You can get pretty much anything over the internet these days.
Remember when someone bid £40,000 for a bag of air from a Kanye West show? Or that one time Justin Timberlake left behind two slices of French toast after a radio interview in New York — and the DJ sold it to an NSYNC fan for nearly £800?
But the world can be better than that. Indeed, it already is: A Deliveroo-esque service in Rwanda and Kenya called Kasha delivers tampons and contraceptives to women in need.
Kasha is a "femtech" startup that launched in 2016 to provide a mobile store for women in Africa to confidentially order health and hygiene products like condoms, tampons, emergency contraception, and HIV tests.
It began in Rwanda before expanding to Kenya, offering affordable options across socioeconomic boundaries. Everything can be ordered via an app on a smartphone — or, in lieu of that, an offline text service.
The Telegraph reported that all deliveries are discreet, often dispatched by moped, or an agent from the company in more remote regions. The startup now has more than 20,000 customers — and a team of 75 "Kasha ladies" who build up trust in rural communities to teach people how the service works.
No country in East Africa has a higher contraception rate than Kenya’s 55%, while in Rwanda, 49% of married women use contraception, according to a 2018 report from the United Nations Population Fund (UNFPA) — far higher than the 33% average for 16 to 49-year-olds across the whole continent.
A closer look at Kenya tells an even bigger story: 5,322,000 women used modern contraception in 2017, meaning that the country avoided 5,000 maternal deaths, 438,000 unsafe abortions, and 1,472,000 unwanted pregnancies.
With improving technology comes even better access — and by the end of last year Kasha had delivered its 100,000th order. Order by order, customer by customer, the startup is slowly breaking down stigma around contraception and menstrual products, especially as it educates local women on why these products are so important.
“Around the world women are not going to clinics — it’s such a big deal to go in and ask for things like contraceptives and menstrual products,” co-founder Joanna Bichsel told the Telegraph. “We want to change the way women, especially in developing countries, are able to access health products.”
“There was absolutely a gap in technology serving women and women’s needs,” she added. “We have an e-commerce model, but we have chosen to optimise for women and underserved consumers."
Amidst all this, Britain has actually played a vital part.

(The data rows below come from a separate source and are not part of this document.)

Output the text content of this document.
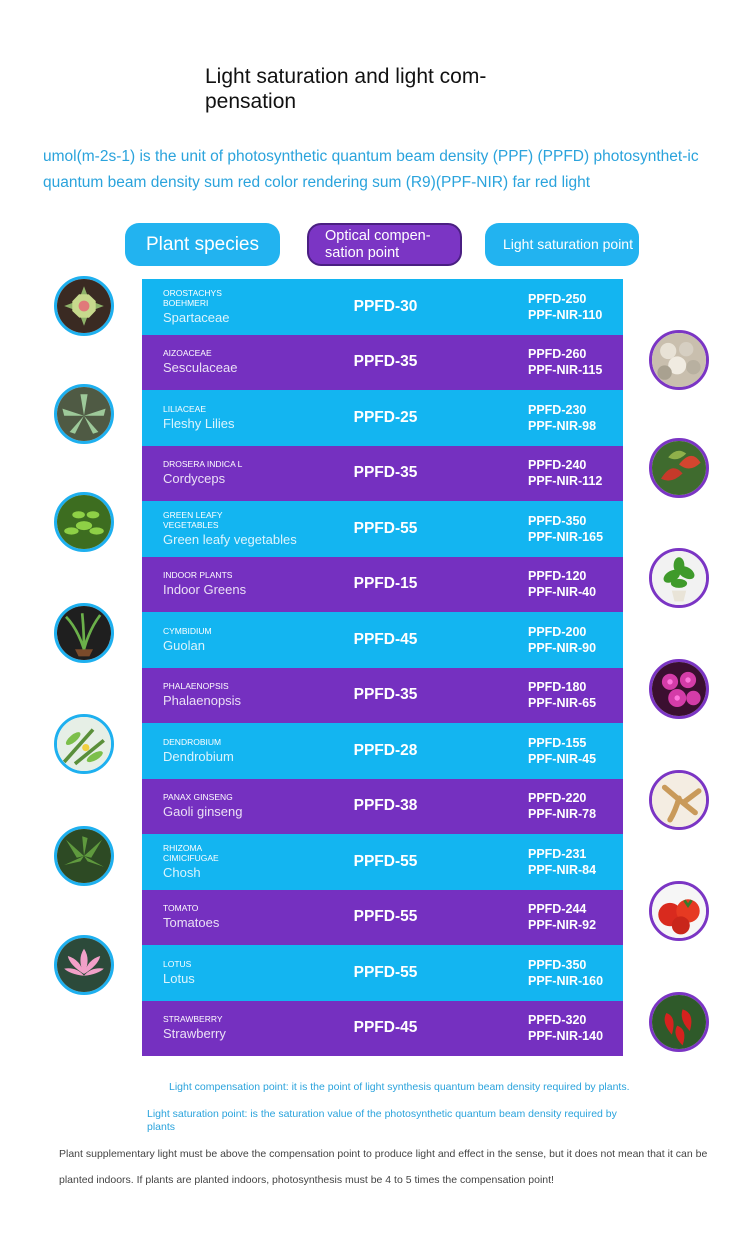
Light saturation and light com-
pensation
umol(m-2s-1) is the unit of photosynthetic quantum beam density (PPF) (PPFD) photosynthet-ic quantum beam density sum red color rendering sum (R9)(PPF-NIR) far red light
Plant species	Optical compen-sation point
Light saturation point
OROSTACHYS BOEHMERI
Spartaceae
PPFD-30	PPFD-250
PPF-NIR-110
AIZOACEAE
Sesculaceae	PPFD-35	PPFD-260
PPF-NIR-115
LILIACEAE
Fleshy Lilies	PPFD-25	PPFD-230
PPF-NIR-98
DROSERA INDICA L
Cordyceps	PPFD-35	PPFD-240
PPF-NIR-112
GREEN LEAFY VEGETABLES
Green leafy vegetables
PPFD-55	PPFD-350
PPF-NIR-165
INDOOR PLANTS
Indoor Greens	PPFD-15	PPFD-120
PPF-NIR-40
CYMBIDIUM
Guolan	PPFD-45	PPFD-200
PPF-NIR-90
PHALAENOPSIS
Phalaenopsis	PPFD-35	PPFD-180
PPF-NIR-65
DENDROBIUM
Dendrobium	PPFD-28	PPFD-155
PPF-NIR-45
PANAX GINSENG
Gaoli ginseng	PPFD-38	PPFD-220
PPF-NIR-78
RHIZOMA CIMICIFUGAE
Chosh
PPFD-55	PPFD-231
PPF-NIR-84
TOMATO
Tomatoes	PPFD-55	PPFD-244
PPF-NIR-92
LOTUS
Lotus	PPFD-55	PPFD-350
PPF-NIR-160
STRAWBERRY
Strawberry	PPFD-45	PPFD-320
PPF-NIR-140
Light compensation point: it is the point of light synthesis quantum beam density required by plants.
Light saturation point: is the saturation value of the photosynthetic quantum beam density required by plants
Plant supplementary light must be above the compensation point to produce light and effect in the sense, but it does not mean that it can be planted indoors. If plants are planted indoors, photosynthesis must be 4 to 5 times the compensation point!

The UK’s Department for International Development (DfID) helped kickstart Kasha as part of the “Transform” programme it launched in partnership with international personal care company Unilever in 2015.
Britain spends 0.7% of its gross national income (GNI) on UK aid — the budget used to help the 736 million people around the world who live in extreme poverty. In 2017, that equated to just over £14 billion.
DfID and Unilever’s £40 million partnership aims to support innovative projects that help low-income families in developing countries and drive progress towards achieving the Sustainable Development Goals (SDGs) — a series of 17 objectives all geared towards ending extreme poverty by 2030.
“We serve women across segments, from low-income women in rural communities to executive women in offices,” Dianne Dusaidi, Rwanda country director, told the Telegraph. “We’ve actually been surprised with how popular we’ve been with rural areas — we thought Kasha might just appeal to the middle classes.”
“The majority of our agents are widows, single mothers, or breadwinners,” added Malyse Uwase, Kasha’s regional health and impact manager. “We look for women who are motivated and trusted in their community, who can talk through products and help people through the ordering process. They’re the face of Kasha.”